The Prime Minister acknowledged the plight of the migrants who had been at sea, in all kinds of weather, for weeks. "We abided by our obligation to rescue them, and we provided them with the basic necessities. But one wouldn't even bare to spend 40 days at sea on a cruise liner, let alone a relatively small vessel."

"The EU was aware of all this, but it washed its hands," he lamented.

*EU no longer has relocation excuse*

Now that the migrants had been brought to Malta, the EU no longer had an excuse to avoid relocation talks, Abela said.

"From now on our efforts for relocation will intensify. The EU had said it would only help us if we allowed the migrants in. This excuse no longer holds water. So I expect all relocation pledges to now materialise. COVID-19 is behind us now..." he said.

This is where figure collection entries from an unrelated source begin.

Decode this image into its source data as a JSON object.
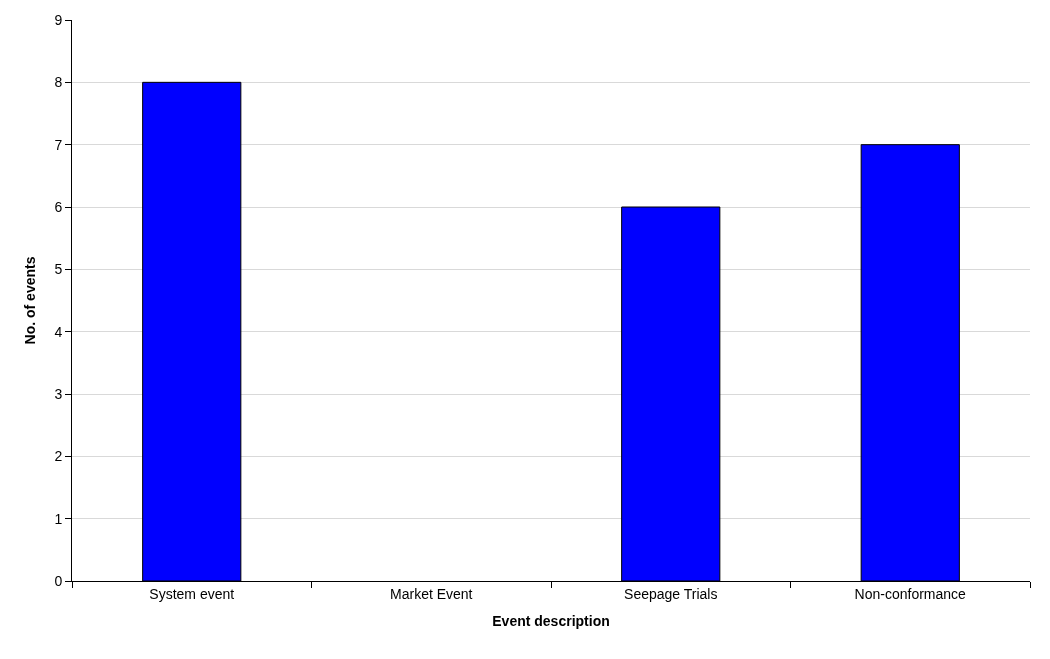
{
  "chart_data": {
    "type": "bar",
    "xlabel": "Event description",
    "ylabel": "No. of events",
    "categories": [
      "System event",
      "Market Event",
      "Seepage Trials",
      "Non-conformance"
    ],
    "values": [
      8,
      0,
      6,
      7
    ],
    "color": "#0000ff",
    "ylim": [
      0,
      9
    ],
    "yticks": [
      0,
      1,
      2,
      3,
      4,
      5,
      6,
      7,
      8,
      9
    ],
    "grid": "y"
  }
}
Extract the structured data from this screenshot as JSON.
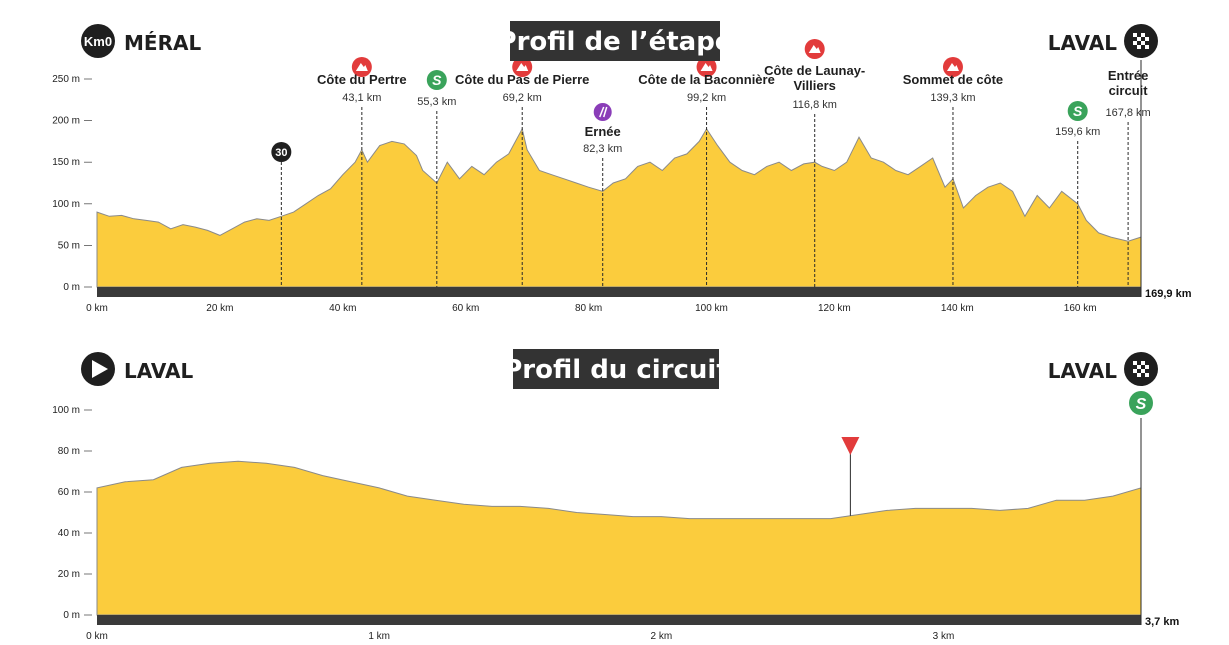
{
  "colors": {
    "profile_fill": "#fbcc3d",
    "profile_stroke": "#8a8a8a",
    "baseline": "#3a3a3a",
    "climb_marker": "#e23b3b",
    "sprint_marker": "#3aa35b",
    "feed_marker": "#8a3db8",
    "title_bg": "#333333",
    "guide_line": "#2a2a2a"
  },
  "chart_data": [
    {
      "type": "area",
      "title": "Profil de l’étape",
      "start_label": "MÉRAL",
      "start_badge": "Km0",
      "finish_label": "LAVAL",
      "finish_icon": "chequered-flag-icon",
      "end_distance_label": "169,9 km",
      "xlim": [
        0,
        169.9
      ],
      "ylim": [
        0,
        250
      ],
      "x_ticks": [
        0,
        20,
        40,
        60,
        80,
        100,
        120,
        140,
        160
      ],
      "x_tick_labels": [
        "0 km",
        "20 km",
        "40 km",
        "60 km",
        "80 km",
        "100 km",
        "120 km",
        "140 km",
        "160 km"
      ],
      "y_ticks": [
        0,
        50,
        100,
        150,
        200,
        250
      ],
      "y_tick_labels": [
        "0 m",
        "50 m",
        "100 m",
        "150 m",
        "200 m",
        "250 m"
      ],
      "x": [
        0,
        2,
        4,
        6,
        8,
        10,
        12,
        14,
        16,
        18,
        20,
        22,
        24,
        26,
        28,
        30,
        32,
        34,
        36,
        38,
        40,
        42,
        43.1,
        44,
        46,
        48,
        50,
        52,
        53,
        55.3,
        57,
        59,
        61,
        63,
        65,
        67,
        69.2,
        70,
        72,
        74,
        76,
        78,
        80,
        82.3,
        84,
        86,
        88,
        90,
        92,
        94,
        96,
        98,
        99.2,
        101,
        103,
        105,
        107,
        109,
        111,
        113,
        115,
        116.8,
        118,
        120,
        122,
        124,
        126,
        128,
        130,
        132,
        134,
        136,
        138,
        139.3,
        141,
        143,
        145,
        147,
        149,
        151,
        153,
        155,
        157,
        159.6,
        161,
        163,
        165,
        167.8,
        169.9
      ],
      "y": [
        90,
        85,
        86,
        82,
        80,
        78,
        70,
        75,
        72,
        68,
        62,
        70,
        78,
        82,
        80,
        85,
        90,
        100,
        110,
        118,
        135,
        150,
        165,
        150,
        170,
        175,
        172,
        158,
        140,
        125,
        150,
        130,
        145,
        135,
        150,
        160,
        190,
        165,
        140,
        135,
        130,
        125,
        120,
        115,
        125,
        130,
        145,
        150,
        140,
        155,
        160,
        175,
        190,
        170,
        150,
        140,
        135,
        145,
        150,
        140,
        148,
        150,
        145,
        140,
        150,
        180,
        155,
        150,
        140,
        135,
        145,
        155,
        120,
        130,
        95,
        110,
        120,
        125,
        115,
        85,
        110,
        95,
        115,
        100,
        80,
        65,
        60,
        55,
        60
      ],
      "markers": [
        {
          "x": 30,
          "kind": "km-badge",
          "icon": "km-30-badge-icon",
          "badge_text": "30",
          "name": "",
          "km_label": ""
        },
        {
          "x": 43.1,
          "kind": "climb",
          "icon": "climb-icon",
          "name": "Côte du Pertre",
          "km_label": "43,1 km"
        },
        {
          "x": 55.3,
          "kind": "sprint",
          "icon": "sprint-icon",
          "name": "",
          "km_label": "55,3 km"
        },
        {
          "x": 69.2,
          "kind": "climb",
          "icon": "climb-icon",
          "name": "Côte du Pas de Pierre",
          "km_label": "69,2 km"
        },
        {
          "x": 82.3,
          "kind": "feed",
          "icon": "feed-zone-icon",
          "name": "Ernée",
          "km_label": "82,3 km"
        },
        {
          "x": 99.2,
          "kind": "climb",
          "icon": "climb-icon",
          "name": "Côte de la Baconnière",
          "km_label": "99,2 km"
        },
        {
          "x": 116.8,
          "kind": "climb",
          "icon": "climb-icon",
          "name": "Côte de Launay-\nVilliers",
          "km_label": "116,8 km"
        },
        {
          "x": 139.3,
          "kind": "climb",
          "icon": "climb-icon",
          "name": "Sommet de côte",
          "km_label": "139,3 km"
        },
        {
          "x": 159.6,
          "kind": "sprint",
          "icon": "sprint-icon",
          "name": "",
          "km_label": "159,6 km"
        },
        {
          "x": 167.8,
          "kind": "text",
          "icon": "",
          "name": "Entrée\ncircuit",
          "km_label": "167,8 km"
        }
      ]
    },
    {
      "type": "area",
      "title": "Profil du circuit",
      "start_label": "LAVAL",
      "start_icon": "start-arrow-icon",
      "finish_label": "LAVAL",
      "finish_icon": "chequered-flag-icon",
      "finish_extra_icon": "sprint-icon",
      "end_distance_label": "3,7 km",
      "xlim": [
        0,
        3.7
      ],
      "ylim": [
        0,
        100
      ],
      "x_ticks": [
        0,
        1,
        2,
        3
      ],
      "x_tick_labels": [
        "0 km",
        "1 km",
        "2 km",
        "3 km"
      ],
      "y_ticks": [
        0,
        20,
        40,
        60,
        80,
        100
      ],
      "y_tick_labels": [
        "0 m",
        "20 m",
        "40 m",
        "60 m",
        "80 m",
        "100 m"
      ],
      "x": [
        0,
        0.1,
        0.2,
        0.3,
        0.4,
        0.5,
        0.6,
        0.7,
        0.8,
        0.9,
        1.0,
        1.1,
        1.2,
        1.3,
        1.4,
        1.5,
        1.6,
        1.7,
        1.8,
        1.9,
        2.0,
        2.1,
        2.2,
        2.3,
        2.4,
        2.5,
        2.6,
        2.7,
        2.8,
        2.9,
        3.0,
        3.1,
        3.2,
        3.3,
        3.4,
        3.5,
        3.6,
        3.7
      ],
      "y": [
        62,
        65,
        66,
        72,
        74,
        75,
        74,
        72,
        68,
        65,
        62,
        58,
        56,
        54,
        53,
        53,
        52,
        50,
        49,
        48,
        48,
        47,
        47,
        47,
        47,
        47,
        47,
        49,
        51,
        52,
        52,
        52,
        51,
        52,
        56,
        56,
        58,
        62
      ],
      "markers": [
        {
          "x": 2.67,
          "kind": "triangle",
          "icon": "red-kite-icon",
          "name": "",
          "km_label": ""
        }
      ]
    }
  ]
}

He also underscored that any migrants found to not be entitled to asylum would be reptariated to their countries.

*Talks with Libya prevented more migrants arriving in Malta*

Abela underlined that all the 425 migrants who had been held on the tourist boats and were allowed in to Malta had been rescue previous to the governmnt's official visit to Libya last months to hold talks.

The visit, on 28 May, led to the signing of a memorandum of understanding between Abela and Libya’s Government of National Accord for the setting up joint coordination units to tackle the migration crisis.

The Prime Minister said that, had such an MOU not been signed, another 1,500 migrants would have headed towards Malta's territorial waters.

Abela also spoke about the danger nature of the visit to Libya, saying that it had been very hard to find a plane to fly to Maltese delegation to the war-thorn country, since the aircraft risked being shot down as it landed or after take-off.

"We finally found a plane which came for us from outside Malta. They advised us that COVID was not the major problem - the problem was that they plane could be shot down... I cannot forget my wife reminding me that we have an eight-year-old daughter," he said.